Attack 1/72 PzBefWg 38(t)






Two machines


Scott Van Aken





In 1938-39 Germany occupied Czechoslovakia, and in March, 1939 150 unfinished LT-38 were confiscated and transferred to CKD in Prague for completion. All of them were included in the German army as PzKpfw 38 (t) Ausf A - Sd. Kfz.140 and the tank became the most widely used of the captured tanks in the German Army along with the Lt-35, and remained in production until June, 1942.

During the war PzKpfw 38(t) was exported and was used by the allies of Germany: Rumania (50), Slovakia (90), Bulgaria (10) and Hungary (102). Some were captured by the Red Army and were used in battle. Lastly in May 1945 PzKpfw 38(t), under the designation LT-38/37, were returned to Czechoslovakia and was used by their army as a training tank until the beginning of 1950.

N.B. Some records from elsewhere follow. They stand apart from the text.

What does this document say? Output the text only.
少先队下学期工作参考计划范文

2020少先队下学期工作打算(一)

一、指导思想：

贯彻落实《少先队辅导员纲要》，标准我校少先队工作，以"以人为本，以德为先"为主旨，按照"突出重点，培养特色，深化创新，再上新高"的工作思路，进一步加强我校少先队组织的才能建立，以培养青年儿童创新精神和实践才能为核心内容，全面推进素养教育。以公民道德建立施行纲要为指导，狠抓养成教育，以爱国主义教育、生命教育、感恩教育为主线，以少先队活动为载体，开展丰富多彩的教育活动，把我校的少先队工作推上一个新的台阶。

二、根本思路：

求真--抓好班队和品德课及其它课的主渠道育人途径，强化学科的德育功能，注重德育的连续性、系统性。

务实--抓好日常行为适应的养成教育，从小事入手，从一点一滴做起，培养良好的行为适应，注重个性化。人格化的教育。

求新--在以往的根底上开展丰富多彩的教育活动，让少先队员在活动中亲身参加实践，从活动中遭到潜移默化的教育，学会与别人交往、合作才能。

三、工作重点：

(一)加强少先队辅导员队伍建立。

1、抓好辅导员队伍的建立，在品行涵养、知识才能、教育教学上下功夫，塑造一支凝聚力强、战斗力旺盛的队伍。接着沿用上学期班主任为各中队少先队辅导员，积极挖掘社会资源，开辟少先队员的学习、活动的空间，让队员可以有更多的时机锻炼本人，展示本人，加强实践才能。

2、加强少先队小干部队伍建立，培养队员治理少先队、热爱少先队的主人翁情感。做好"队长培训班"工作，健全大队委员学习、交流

PzKpfw 38 (t) were used in the Polish campaign (3rd light division), in Norway (31st army unit), France (6th, 7th and 8th tank divisions), in the Balkan campaign (8th tank division) and in the USSR (6th, 7th, 8th, 12th, 19th and 20th tank division). In a course of campaign in the USSR, the shortcomings of the armour and armament rendered the PzKpfw 38(t) ineffective and, practically, useless. Eventually as they were returned for repair they were reworked into various spg or tank destroyer versions. After 1942 any tank versions that remained were assigned to minor roles usually reconnaissance, rear area security and the training of crews.

The PzBeFwg 38 (t) was a command and control tank. It was built both with and without a turret. Many thanks toJED Military Equipment Directory for the abbreviated information given above on this tank.




The small box has a within it a newsprint instruction sheet, a sliver of a decal sheet and a big of green and black parts. All of the sprues are rather small and most show some flash and relatively large parts attachment points. You'll be using the razor saw on many of them. Detailing looks fairly good to me and it appears that there are some optional parts. It will be interesting to see how those flat tracks are to be bent over the fore and aft sprockets as they are not rubber. However, the plastic does seem a trifle softer than usual so perhaps careful bending will get them to conform.

The chassis suspension is molded to the side panels so those bits won't be a problem. Apparently, this one kit includes parts for a regular PzKw 38 (t) as there are several bits crossed off the parts listing. The instruction sheet offers no writeup of any kind, just drawings. The construction sequence is 6 parts, each of an exploded view and appear more than adequate to build the model. Apparently the radio communication antennas are optional, though the box art shows them both being used. Also optional are sections of track to be used as some form of additional armor protection.

There are two sets of markings provided on the rather small decal sheet. One is for a tank used in France in 1940 and the other for one used in Russian in 1941. Both are overall panzer grey. External colors are given as generic, Tamiya, Humbrol and Agama paints. The decals look well printed, but the white markings are almost invisible against the light blue background of the sheet. It will be interesting to see if they are visible when applied to the dark grey hull.


Small scale armor seems to be making a resurgence after many years of quiescence. New issues by Hasegawa and Revell as well as Italeri's entry into the field by bringing back many ESCI kits shows that the interest has returned. The more unusual subjects from smaller Eastern European companies like Attack means that the 1/72 military modeler now has an even greater choice of kits than before. Attack's kits seem very much like a short run kit and so should be treated as such. As a result, I would not recommend them to beginners, but others with some short run experience should have no trouble at all.

Review kit courtesy of my kit collection.